This invention relates generally to processing of a stream of air prior to its separation into components, and more particularly concerns efficient drying and cooling of such air stream.
Air separation units (ASU) separate air into its constituent parts, nitrogen, oxygen and Argon. This is performed by distillation at low temperatures (−300 DegF.). Preliminary to cooling the air feed stock to the liquefaction point, it is necessary to remove the minor amounts of water and carbon dioxide present in air, prior to the introduction of air to the heat exchangers where the air is exposed to freezing temperatures. In modern plants this is done by a two step process. First the compressed air is cooled to about 5 DegC. (41 DegF.), where most of the water is removed by condensation and separation.
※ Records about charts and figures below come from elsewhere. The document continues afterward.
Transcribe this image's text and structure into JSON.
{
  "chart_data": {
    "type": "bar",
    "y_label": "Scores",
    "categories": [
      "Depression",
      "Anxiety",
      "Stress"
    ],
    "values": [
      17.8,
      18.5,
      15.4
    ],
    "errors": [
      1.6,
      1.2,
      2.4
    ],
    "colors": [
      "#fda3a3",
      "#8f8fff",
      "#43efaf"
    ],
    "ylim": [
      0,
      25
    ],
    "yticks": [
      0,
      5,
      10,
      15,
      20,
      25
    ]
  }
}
Next the cooled air is passed through absorbent beds containing a suitable absorbent such as a molecular sieve, where the last traces of moisture and the carbon dioxide are removed. The reduced air temperature is necessary to provide the absorbent function with a high degree of affinity for carbon dioxide. The beds are regenerated periodically by either de-pressurization (Pressure Swing Absorption) or more commonly heating (Temperature Swing Absorption).
There is need for improvements in such processes, which typically employ mechanical refrigerators running with either Freon or ammonia. The evaporator operates at temperature close to freezing to prevent the water in the compressed air from freezing on the tube surfaces. The heat absorbed in cooling the air and condensing the water combined with the power used in the compressor is rejected to either air (ambient) or a cooling water circuit.